When an operational security expert thinks about hotel risks, we typically group them in these buckets:
- physical security
- technological risk
Travel security means you need to think about potential risks you may be exposed to and how you could mitigate them.
What about room security?
First, think you should do when you walk into any hotel room is walk around and identify all potential ingress points. Make sure that they are locked (windows, sliding doors, doors to adjoining rooms, etc).
The front door is your primary risk and anytime you are in the room, you should always use all of the protection mechanisms made available to you (lock, hasp and deadbolt).
When travelling, I always carry a light and cheap Addalock to provide an additional level of safety.
If I'm going to sleep and believe that the risk level may be higher than normal, I will stack the glass cups (water and coffee) in front of the door so any attempted opening will cause them to fall and wake me up.
Are peepholes in hotel rooms really an issue?
The short answer is yes. There are inexpensive adapters that reverse the magnification of a peephole and allow a threat actor to watch you inside your room. I have even seen some with smartphone adapters so you can even record video.
Tip: If the peephole doesn't have a cover built-in, roll up some toilet paper and shove it in the peephole.
Is a hotel safer than an AirBNB?
This is a question I receive regularly and the answer isn't simple.
Most AirBNBs are located in non-descript residential buildings and therefore could allow you to blend in with the locals.
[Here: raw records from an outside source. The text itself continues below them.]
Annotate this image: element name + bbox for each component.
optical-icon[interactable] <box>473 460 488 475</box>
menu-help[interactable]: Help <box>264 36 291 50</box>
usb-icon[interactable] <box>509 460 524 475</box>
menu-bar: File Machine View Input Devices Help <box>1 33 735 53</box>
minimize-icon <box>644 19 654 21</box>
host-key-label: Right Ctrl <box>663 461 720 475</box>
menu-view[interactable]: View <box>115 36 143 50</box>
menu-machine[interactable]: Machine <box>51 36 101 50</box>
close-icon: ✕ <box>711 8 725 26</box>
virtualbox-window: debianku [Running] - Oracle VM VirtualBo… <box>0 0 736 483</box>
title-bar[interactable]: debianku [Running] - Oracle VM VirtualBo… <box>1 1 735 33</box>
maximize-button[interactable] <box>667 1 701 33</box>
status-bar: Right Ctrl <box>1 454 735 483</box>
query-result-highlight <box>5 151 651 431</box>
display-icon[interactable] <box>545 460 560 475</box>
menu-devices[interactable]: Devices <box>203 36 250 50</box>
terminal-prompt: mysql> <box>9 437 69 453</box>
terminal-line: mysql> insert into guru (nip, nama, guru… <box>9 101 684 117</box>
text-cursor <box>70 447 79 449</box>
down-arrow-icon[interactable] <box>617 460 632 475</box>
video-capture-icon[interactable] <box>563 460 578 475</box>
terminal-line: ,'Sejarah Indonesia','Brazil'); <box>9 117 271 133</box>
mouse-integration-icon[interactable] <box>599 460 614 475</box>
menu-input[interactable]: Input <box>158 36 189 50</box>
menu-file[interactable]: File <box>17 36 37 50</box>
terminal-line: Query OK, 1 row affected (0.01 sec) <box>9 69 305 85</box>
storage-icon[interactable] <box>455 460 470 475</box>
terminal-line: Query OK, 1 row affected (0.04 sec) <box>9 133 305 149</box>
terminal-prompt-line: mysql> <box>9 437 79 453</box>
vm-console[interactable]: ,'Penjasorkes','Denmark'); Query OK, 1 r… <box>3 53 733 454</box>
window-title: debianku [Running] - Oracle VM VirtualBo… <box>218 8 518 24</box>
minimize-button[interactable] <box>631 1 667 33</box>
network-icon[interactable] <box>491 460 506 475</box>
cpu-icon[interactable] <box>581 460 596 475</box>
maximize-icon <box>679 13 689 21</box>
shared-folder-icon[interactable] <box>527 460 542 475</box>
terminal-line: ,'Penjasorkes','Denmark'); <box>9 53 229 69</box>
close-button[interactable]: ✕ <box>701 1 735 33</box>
Remember that you have to trust the Airbnb host.
A hotel, on the other hand, is flashy and everyone knows where it is (forget about blending in) but these establishments typically have stronger better-designed security,
Hotels typically set up shop in safer neighbourhoods whereas an Airbnb can be anywhere.
You need to do some research and determine what your risk profile is and then determine which solution best meets your requirements.
What should I look for before booking a hotel room?
In an emergency situation, you are ultimately responsible for your own safety. An ounce of prevention is worth a pound of cure. Do your research before booking a hotel and the room. I generally want a non-biased third party to provide the below answers. If that is not possible then I try to stick to major Western chains that usually will be fairly honest with their answers.
- Choose a hotel where the room locks are electronics. This makes it harder for previous guests or “bad guys” to have access to your room. Ask for 2 copies of the room key and keep both on you. If you misplace or lose one, immediately notify the hotel and have replacements made.
- Make sure the room is equipped with a deadbolt lock and a peephole
- Most of us do not pay attention to the hotel’s fire suppression system but trust me this one is important. Make sure your room is equipped with a smoke detector and that each room (and the hallways) have visible sprinkler systems. In many countries, the fire response teams are not as fast, well equipped or trained as in North America.
- Make sure that the hotel environment is secure with proper fencing and that the guest areas are well lit (parking, hallways, ice rooms, etc).
- Generally, I prefer hotels where the elevator leaving the parking area only goes to the lobby (and not directly to the rooms).
- I try to make sure that any hotel I choose has adequate security personnel. I like to see uniformed security personnel that seem to be well trained and adequately equipped (in this case adequate depends on the area.) They should be willing to escort you to your room or vehicle if requested.
- I recommend you contact the foreign affairs ministry of your country (DFAIT in Canada, US Embassy for the USA, etc). Ask them about the area the hotel is located in and determine how safe it is.
How do I ensure my stuff hasn't been tampered with?
If you have read my other articles, I talk about hotels being a prime target for intelligence gathering. Where possible, take all of your "stuff" (passports, money, electronics, etc) with you. Sometimes that isn't possible or desirable, so what do you do.
Make sure everything is turned off (not in hibernation or sleep mode).
Use discreet alignment of your "stuff" to detect if anyone has tampered with it. Discreet alignment means that everything has been placed in specific ways so you will detect the slightest movement. As an example, maybe you place a water bottle 1 thumb away from the USB port of your laptop. When you come back, you will immediately know if someone tampered with that port (if the alignment is off).
You can also use cardinal bearings (alone or with discreet alignment). Cardinal bearings are basically compass headings. So you place the protective item (coffee cup in front of the sensitive USB port) and make sure the handle of the coffee cup has a perfect bearing of north. You can also use pens or anything else that is easy to move.
Once you have set up your environment, take pictures of it with your smartphone camera.
If you are being tracked, make sure everything looks natural. You do not want anyone to suspect that you are laying traps.
Using the do not disturb sign
In security, we want as much advanced notification as possible that something is wrong. The trick here is to place the do not disturb sign on your door but to do it in a way that is unique but natural. As an example, instead of letting the sign just hang freely from the handle, you place the edge into the door frame so it is on a slight angle. To most people, it will seem like you left in a hurry and the sign justs got stuck in the door. If you come back and the sign is no longer on an angle stuck in the door frame (aka it is hanging freely), that means someone was in your room and that you should approach with caution.